Él lo sabía. Era un auténtico cabrón. No vamos a decir hijo puta. Ahí, volveríamos a insultar a la mujer, la madre, la tierra, la luz.
Tenía la conciencia turbia y oscura. Sabía a ciencia cierta que haría sufrir a sus víctimas. Porque eran víctimas de una pericia confusa que las llevaría al fondo del laberinto que ni el hilo de Ariadna las sacaría del tormento interior. Sabía a ciencia cierta que todas lo querían. Eso, eso era demoledor, y por ello, lo más placentero para él.
Algunas veces en días grises, cuando la luz del sol (tiene trabajo) trabajeaba para filtrarse entre las espesas nubes de pensamientos obsesivos, era cuando, tumbado por el cansancio del solitario, se le iluminaba el alma que le quedaba y corroboraba lo que ya sabía. Era un auténtico cabrón, un manipulador.
Muchos argumentos, montones de razonamientos y años y años de tropezar en la misma piedra eran una auténtica prueba de su raíz, de sus cimientos, de su adn. Estaba escrito y no se podía hacer nada. Aunque quisiera, no podría. Se veía así de bueno, vulnerable, sensible, cariñoso, atento, protector de lo ajeno. Pero él lo sabía. Era un auténtico cabrón.
Algunas veces durante las sesiones de sexo generoso, de pasión desenfrenada, de abrazos fusionados, se le desvanecía el ego y sentía la unidad del todo. La realidad era un sueño complejo. Le recordaban a sus días de LSD. Sentía fluir su autentico ser, sus emociones y sentimientos. Aunque se esfumaran como el humo de una calada de hierba y volviera la conciencia de que era un autentico cabrón.

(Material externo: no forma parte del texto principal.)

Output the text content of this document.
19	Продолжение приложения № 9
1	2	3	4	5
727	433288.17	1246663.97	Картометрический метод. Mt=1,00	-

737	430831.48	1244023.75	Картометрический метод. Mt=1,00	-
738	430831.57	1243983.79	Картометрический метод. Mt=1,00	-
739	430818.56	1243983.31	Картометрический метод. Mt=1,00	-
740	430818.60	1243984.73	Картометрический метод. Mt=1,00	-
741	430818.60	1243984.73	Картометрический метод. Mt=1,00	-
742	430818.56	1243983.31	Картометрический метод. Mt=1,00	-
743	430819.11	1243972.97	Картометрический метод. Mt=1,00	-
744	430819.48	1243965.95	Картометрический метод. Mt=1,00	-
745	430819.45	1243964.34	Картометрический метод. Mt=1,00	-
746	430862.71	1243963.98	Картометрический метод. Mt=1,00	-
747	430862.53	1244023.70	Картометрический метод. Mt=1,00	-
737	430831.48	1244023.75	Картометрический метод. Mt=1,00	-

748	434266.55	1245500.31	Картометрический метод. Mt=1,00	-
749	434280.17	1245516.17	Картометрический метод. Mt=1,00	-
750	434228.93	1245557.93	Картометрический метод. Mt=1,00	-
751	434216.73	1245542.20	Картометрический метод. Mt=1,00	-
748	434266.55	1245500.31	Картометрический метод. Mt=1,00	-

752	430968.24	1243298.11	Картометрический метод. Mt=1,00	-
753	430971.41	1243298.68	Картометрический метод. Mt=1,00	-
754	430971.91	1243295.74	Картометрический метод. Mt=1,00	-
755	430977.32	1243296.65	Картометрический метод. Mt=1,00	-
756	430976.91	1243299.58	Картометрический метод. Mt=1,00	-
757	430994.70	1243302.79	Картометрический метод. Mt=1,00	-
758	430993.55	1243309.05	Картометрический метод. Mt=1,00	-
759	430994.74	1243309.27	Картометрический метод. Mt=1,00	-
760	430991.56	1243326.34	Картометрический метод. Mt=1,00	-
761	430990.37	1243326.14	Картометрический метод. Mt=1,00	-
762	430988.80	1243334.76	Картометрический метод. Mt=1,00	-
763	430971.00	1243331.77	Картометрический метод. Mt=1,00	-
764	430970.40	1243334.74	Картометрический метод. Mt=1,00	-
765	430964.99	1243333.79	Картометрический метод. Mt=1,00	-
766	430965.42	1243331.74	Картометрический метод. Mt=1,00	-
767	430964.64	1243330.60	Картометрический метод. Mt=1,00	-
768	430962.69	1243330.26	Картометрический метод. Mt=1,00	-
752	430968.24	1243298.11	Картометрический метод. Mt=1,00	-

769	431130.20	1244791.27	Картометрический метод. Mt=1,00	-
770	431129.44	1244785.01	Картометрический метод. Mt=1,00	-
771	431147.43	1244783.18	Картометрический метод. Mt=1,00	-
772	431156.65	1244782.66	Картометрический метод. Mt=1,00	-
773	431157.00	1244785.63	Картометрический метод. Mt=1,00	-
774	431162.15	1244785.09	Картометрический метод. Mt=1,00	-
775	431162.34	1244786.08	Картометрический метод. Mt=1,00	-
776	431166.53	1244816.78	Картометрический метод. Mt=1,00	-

Lo quería todo, pero sabía que todo no se podía tener. En algún momento debería abandonar parte de aquello que en esos instantes mágicos formaban parte de él. Estiraba el tiempo como si de un chicle se tratase para posponer decisiones. Pero quería seguir siendo él. Aunque sabía que ese careto, que ni el mismo aguantaba, no era su verdadero ser. Sabía que mostraba el perfil reglamentario, abierto al público, en su caso, la de un autentico carbón.
Algunas veces se le antojaban días de letargo. Otras, sacaba todas sus armas de seductor entrenado, consultaba su lista de antiguos contactos y marcaba el primer número, luego, otro y otro. Ordenaba su agenda e iba rellenando los huecos del calendario. Anotaba lo que recordaba por si fuera necesario recurrir a halagos pasados y, en un abrir y cerrar de ojos, salía de su cueva civilizada con energía y atrevimiento. Sabía que en ese momento le convenía ser un autentico cabrón.
No le gustaba rendir cuentas. Dar explicaciones. Sólo, vivir el momento. Lo pasado, pasado está. Contestar preguntas, ser transparente, no formaban parte de sus intenciones. Su verdad era sólo suya. Eso, en parte, formaba parte de su encanto. No necesitaba nada, ni a nadie. Se enredaba en autenticas disertaciones provocando efectos hipnóticos a quién prestara algunos minutos de atención mirando sus ojos grises que tenían una fuerza atroz. Siempre lo había sabido, era un autentico cabrón.
Algunas veces, sobre todo ahora, acercándose a la senilidad, se sentaba al borde del sofá que tenía en su habitación y se procuraba recuerdos, alcanzando esas cajas que había guardado tan metódicamente, seleccionándolas por el nombre que más le apetecía recordar. Si le preguntasen cómo definiría su vida en una sola palabra, lo tenía claro: cabrón.
Otras veces, la sombra historia de su monstruo solitario le dejaba en paz.